The last photograph made everything click into place. It was of Nate, but this time he was much younger, no older than ten or eleven. He was sitting at a kitchen table with a woman—his mother, I realized. She looked tired, broken, but the worst part was what they were doing. They were both sitting there, and the woman had a pen in her hand. In the background, there was a blackboard, and on it, written in chalk, were numbers. Coordinates.
It was as though she had been teaching him something, passing down some kind of twisted knowledge. And the look on Nate’s face in the photo—it wasn’t just confusion. It was fear.
Suddenly, the reality of it all hit me like a wave. The gloves. The insignia. The way Nate had been so distant and guarded. I wasn’t just dealing with a troubled teenager. Nate had been a part of something dangerous, something that had followed him even here. The police insignia wasn’t just a random symbol. It meant something. It meant someone.
I quickly stuffed the photos back into the envelope and shoved it back into the drawer. My mind was racing, spinning with a thousand questions, but one stood above all the rest:
Who had put Nate in that position?
I heard footsteps in the hallway. I quickly closed the drawer and stood up straight. Nate was back. He was standing in the doorway, watching me with those same eyes—guarded, unreadable, like he knew something I didn’t.
“I didn’t think you’d find that,” he said quietly.
I froze. I didn’t know what to say, how to respond. I had just discovered something that changed everything. The photos, the story they told—it was all too much.
But Nate didn’t give me time to ask. He stepped into the room, shutting the door behind him.

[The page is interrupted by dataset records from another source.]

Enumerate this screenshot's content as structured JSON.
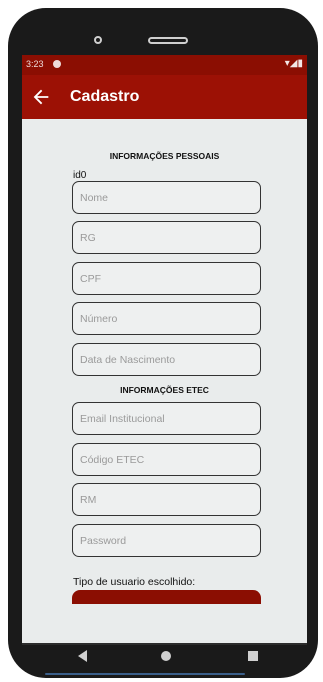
{
  "status_bar": {
    "time": "3:23",
    "indicators": "▾◢▮"
  },
  "app_bar": {
    "title": "Cadastro",
    "back_icon": "arrow-left-icon"
  },
  "sections": {
    "personal_title": "INFORMAÇÕES PESSOAIS",
    "etec_title": "INFORMAÇÕES ETEC"
  },
  "id_label": "id0",
  "fields": {
    "nome": {
      "placeholder": "Nome",
      "value": ""
    },
    "rg": {
      "placeholder": "RG",
      "value": ""
    },
    "cpf": {
      "placeholder": "CPF",
      "value": ""
    },
    "numero": {
      "placeholder": "Número",
      "value": ""
    },
    "data_nascimento": {
      "placeholder": "Data de Nascimento",
      "value": ""
    },
    "email_institucional": {
      "placeholder": "Email Institucional",
      "value": ""
    },
    "codigo_etec": {
      "placeholder": "Código ETEC",
      "value": ""
    },
    "rm": {
      "placeholder": "RM",
      "value": ""
    },
    "password": {
      "placeholder": "Password",
      "value": ""
    }
  },
  "tipo_usuario": {
    "label": "Tipo de usuario escolhido:"
  },
  "colors": {
    "primary": "#9c1105",
    "status_bar": "#8b0e02",
    "background": "#e9ecec"
  }
}
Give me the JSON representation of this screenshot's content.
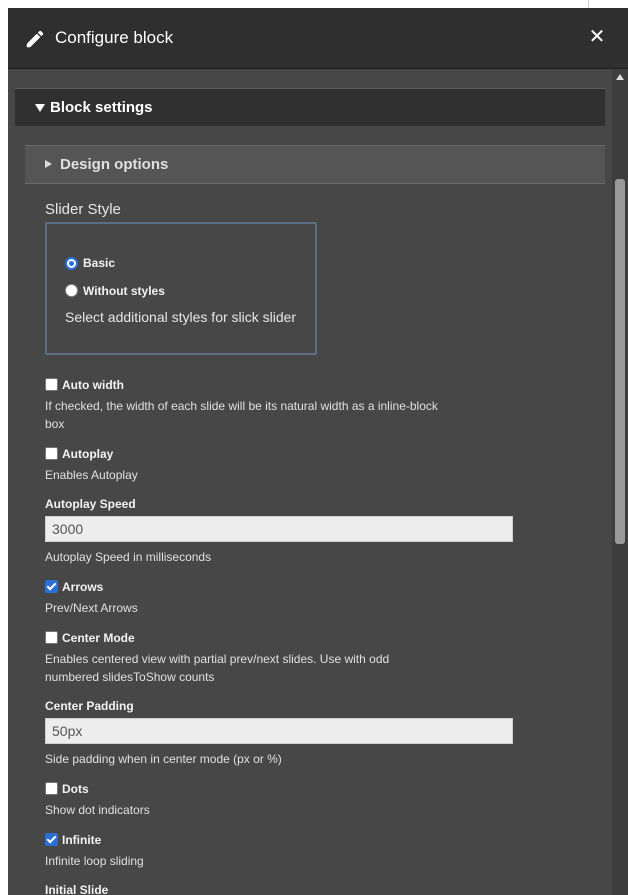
{
  "dialog": {
    "title": "Configure block",
    "close_label": "✕"
  },
  "block_settings": {
    "label": "Block settings",
    "design_options": "Design options"
  },
  "slider_style": {
    "label": "Slider Style",
    "options": [
      {
        "label": "Basic",
        "checked": true
      },
      {
        "label": "Without styles",
        "checked": false
      }
    ],
    "description": "Select additional styles for slick slider"
  },
  "fields": {
    "auto_width": {
      "label": "Auto width",
      "checked": false,
      "description_line1": "If checked, the width of each slide will be its natural width as a inline-block",
      "description_line2": "box"
    },
    "autoplay": {
      "label": "Autoplay",
      "checked": false,
      "description": "Enables Autoplay"
    },
    "autoplay_speed": {
      "label": "Autoplay Speed",
      "value": "3000",
      "description": "Autoplay Speed in milliseconds"
    },
    "arrows": {
      "label": "Arrows",
      "checked": true,
      "description": "Prev/Next Arrows"
    },
    "center_mode": {
      "label": "Center Mode",
      "checked": false,
      "description_line1": "Enables centered view with partial prev/next slides. Use with odd",
      "description_line2": "numbered slidesToShow counts"
    },
    "center_padding": {
      "label": "Center Padding",
      "value": "50px",
      "description": "Side padding when in center mode (px or %)"
    },
    "dots": {
      "label": "Dots",
      "checked": false,
      "description": "Show dot indicators"
    },
    "infinite": {
      "label": "Infinite",
      "checked": true,
      "description": "Infinite loop sliding"
    },
    "initial_slide": {
      "label": "Initial Slide"
    }
  },
  "colors": {
    "titlebar": "#2f2f2f",
    "panel": "#474747",
    "accent": "#2a6fd6"
  }
}
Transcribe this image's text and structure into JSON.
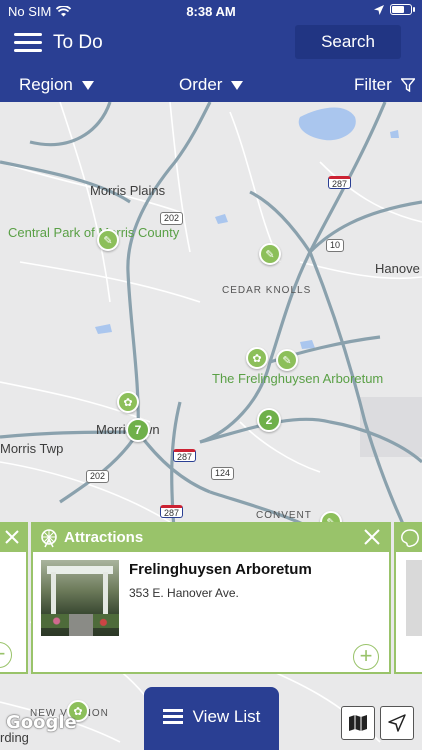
{
  "status_bar": {
    "carrier": "No SIM",
    "time": "8:38 AM"
  },
  "nav": {
    "title": "To Do",
    "search_label": "Search"
  },
  "filter_bar": {
    "region_label": "Region",
    "order_label": "Order",
    "filter_label": "Filter"
  },
  "map": {
    "labels": {
      "morris_plains": "Morris Plains",
      "central_park": "Central Park of Morris County",
      "cedar_knolls": "CEDAR KNOLLS",
      "hanover": "Hanove",
      "frelinghuysen": "The Frelinghuysen Arboretum",
      "morristown": "Morristown",
      "morris_twp": "Morris Twp",
      "convent": "CONVENT",
      "newvernon": "NEW VERNON",
      "harding": "rding"
    },
    "shields": {
      "r287a": "287",
      "r202a": "202",
      "r10": "10",
      "r287b": "287",
      "r124": "124",
      "r202b": "202",
      "r287c": "287"
    },
    "clusters": {
      "morristown": "7",
      "arboretum": "2"
    },
    "attribution": "Google"
  },
  "card": {
    "category": "Attractions",
    "name": "Frelinghuysen Arboretum",
    "address": "353 E. Hanover Ave."
  },
  "bottom": {
    "view_list_label": "View List"
  },
  "colors": {
    "brand_blue": "#2a3f93",
    "accent_green": "#99c36a"
  }
}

“I’m sorry,” he whispered, barely loud enough for me to hear. “I didn’t want you to get involved.”
“Get involved in what?” I asked, my voice barely a whisper. “What is all of this, Nate?”
His eyes flickered to the filing cabinet, to the drawer I’d just opened. He looked back at me, his expression more resigned than I’d ever seen it.
“It’s a long story,” he said. “But if you’re asking who did this to me, you should know—there’s someone who’s been watching me my whole life. Someone who doesn’t let go. And if you don’t stop asking questions, they’ll find you too.”
The words hung in the air like a cloud, thick and heavy, suffocating the space between us. Nate stood there, his hands clasped tightly together, the leather gloves still wrapped around them like a permanent shield. His eyes, wide and fearful, flicked toward the window, then back to me.
For a moment, I wasn’t sure whether I was more frightened by what I had found in the filing cabinet or by the way Nate was looking at me. There was something in his eyes—something desperate, something that told me that whatever this was, it was bigger than I could understand. And it had already found its way into our lives.
I opened my mouth to say something, but the words wouldn’t come. I was overwhelmed, spinning in a whirlpool of confusion and fear. What had I uncovered? What had Nate been hiding all this time?
“Nate, who is this person?” I finally asked, my voice shaky. “What do they want from you?”
He didn’t answer immediately. He just stood there, his gaze locked on mine, as if he was weighing the consequences of telling me everything. The silence stretched out between us, thick and heavy. I could hear my own heartbeat, loud in my ears.
“Nate,” I said, taking a step toward him. “Please. I need to know.”